The deal was mired in controversy since the company behind Vitals, Singapore-based Oxley Capital, had no background in the health sector. Additionally, the government had kept the deal under wraps and when it did publish it, certain parts, deemed to be of a commercial nature, were blacked out.

As part of the concession agreement, all 1,600 employees working at the three facilities remained on the public payroll. Additional employees that were to be taken on in the future had to be employed directly by VGH.

According to the Budget 2018 estimates, the hospital concession agreements with Vitals to run the Gozo and Karen Grech hospitals will cost taxpayers more than €40 million.

The government will be paying the private company €28.2 million for the running of the Gozo general hospital in 2018, which represents an increase of almost €16 million on the amount government is expected to fork out by the end of 2017.

The concession agreement for the Karen Grech rehabilitation centre is expected to cost taxpayers €12 million next year, an increase of €8 million on what government will fork out this year.

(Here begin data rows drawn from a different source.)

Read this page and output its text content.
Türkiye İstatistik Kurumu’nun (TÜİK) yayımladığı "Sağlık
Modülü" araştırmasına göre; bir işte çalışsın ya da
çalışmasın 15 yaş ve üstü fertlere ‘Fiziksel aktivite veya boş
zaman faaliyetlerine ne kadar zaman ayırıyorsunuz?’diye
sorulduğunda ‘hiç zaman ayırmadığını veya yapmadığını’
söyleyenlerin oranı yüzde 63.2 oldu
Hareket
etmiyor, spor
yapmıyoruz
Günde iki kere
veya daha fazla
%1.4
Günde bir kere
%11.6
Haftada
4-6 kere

The Nationalist Party lambasted the new deal as a confirmation of the failure of the PPP with Vitals, and dubbed the government an "incompetent" over the privatisation "caprice".

"Once again news of the sale of the hospitals' company Vital creates uncertainty amongst workers and the patients in these hospitals. This fiasco confirms what the PN always said from the very start, that the healthcare sector is too important to hand it to a company with hidden beneficiaries and without proven experience.... This agreement will have cost over €2.1 billion of taxpayers' money."

In a statement, the government said the agreement would continue to deliver "free and world-class healthcare facilities in Malta and Gozo". It said it was assured that the projects started by Vitals Global Healthcare will all be delivered as stipulated by the original contracts.

"The agreement between Vitals Global Healthcare and Steward Health Care guarantees the continuation of work started by the former, in line with the standards the government set out in the PPP agreement. The agreement will be preserved in its entirety. The insertion of a new operator in our healthcare system will in no way affect its main pillar: our healthcare service was and will remain free. In addition, Steward Health Care is bound, as was VGH, to retain the same conditions of work for all staff.  Furthermore, all agreements with unions will be retained."